Первым звоночком стал инженер Олсон.
Стремительно уменьшалось расстояние между десантом из трёх человек и буром «Нарады». На двух тысячах метров Кирк и Сулу раскрыли свои парашюты, но не Ньют Олсон. «Олсон, выпускай парашют!», — на мостике раздавался испуганный крик Джеймса. Ему вторил сумасшедший смех несущегося вниз инженера. Чехов с возрастающим ужасом смотрел на алую точку, подсознанием понимая, что вот-вот случится непоправимое. — Одна тысяча метров! — весёлым голосом вещал Ньют и через какое-то мгновение в динамиках раздались крики боли и страха. — Не-е-ет! Диаграмма жизненных показателей потухла. «Олсо-он!», — кричали Джим и Хикару, зовя мертвеца. Последний крик инженера отдавался звоном в ушах Павла. — Олсон… погиб, сэр, — только и смог выдать шокированный парнишка, остановившимся взглядом глядя на экран. Синяя точка — успешно десантировалась и онемевшими губами Чехов сказал: — «Кирк приземлился, сэр». Объявляя это, он развернулся к и.о. капитана, но лица не видел — действовал на автомате. Сумасшедший день длинной в едва ли час отказывался заканчиваться. В какой-то момент Паша обнаружил себя за пультом управления транспортером. — «Ё-моё!», — вскрикнул он, встрепенувшись.Хоть кого-то спас. Или нет?

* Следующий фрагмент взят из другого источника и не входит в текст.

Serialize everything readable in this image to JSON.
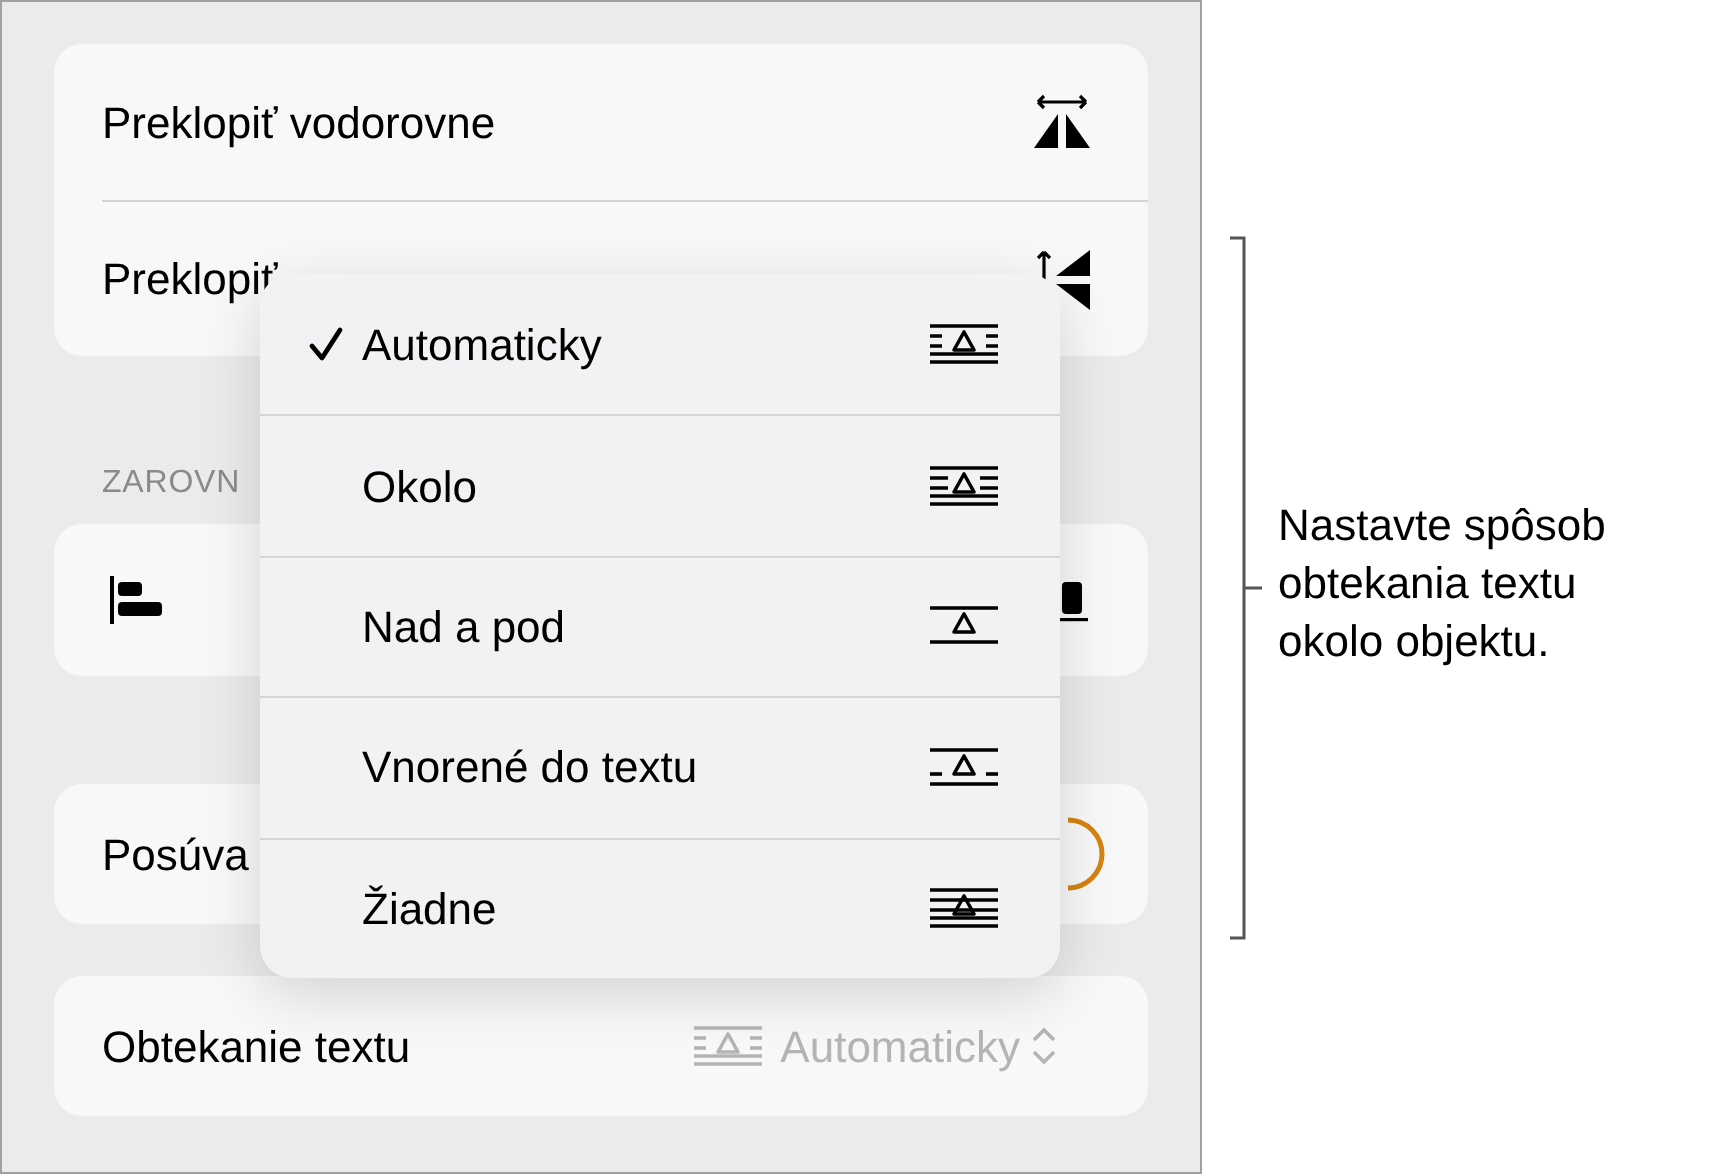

Сингулярность, поглощавшая Вулкан, сбивала настройки тяглового луча и навести его на группу вулканцев во главе со Споком было так трудно! Чехов перевёл всю автоматику на ручное управление и тут же раздался голос и.о. капитана: «Спок — «Энтерпрайзу», поднимайте нас». — Не двигайтесь, оставайтесь там, где вы находитесь, — просит, почти умоляет Паша, поворачивая тумблер мощности на максимум. — Транспортация через пять… четыре… три… две… — Мама! — раздаётся страшный крик вулканца. — Я теряю её, теряю её! — вместе с ним кричит навигатор, а их дуэту вторит истошный вой сирены. Пальцы бессильно скользят по консоли в попытке что-то сделать, но сигнал пропал с концами. — Не-ет! Я… потерял её… Паша не верит, не хочет верить. Столько смертей, Господи, если ты есть… Господи… В рубке царит звонкая тишина, половина взглядов устремлены на Спока, другая — на юношу. Невыносимо. Дыхание спёрто, пальцы дрожат. Не успел. Не спас. Если бы кресло не было прикручено к полу, оно непременно бы опрокинулось — не помня себя, заплетаясь в ногах, Чехов ввалился в турболифт и ударил кулаком по консоли. Попадается медотсек. Как удачно.Гибель матери Спока была не звоночком — набатом.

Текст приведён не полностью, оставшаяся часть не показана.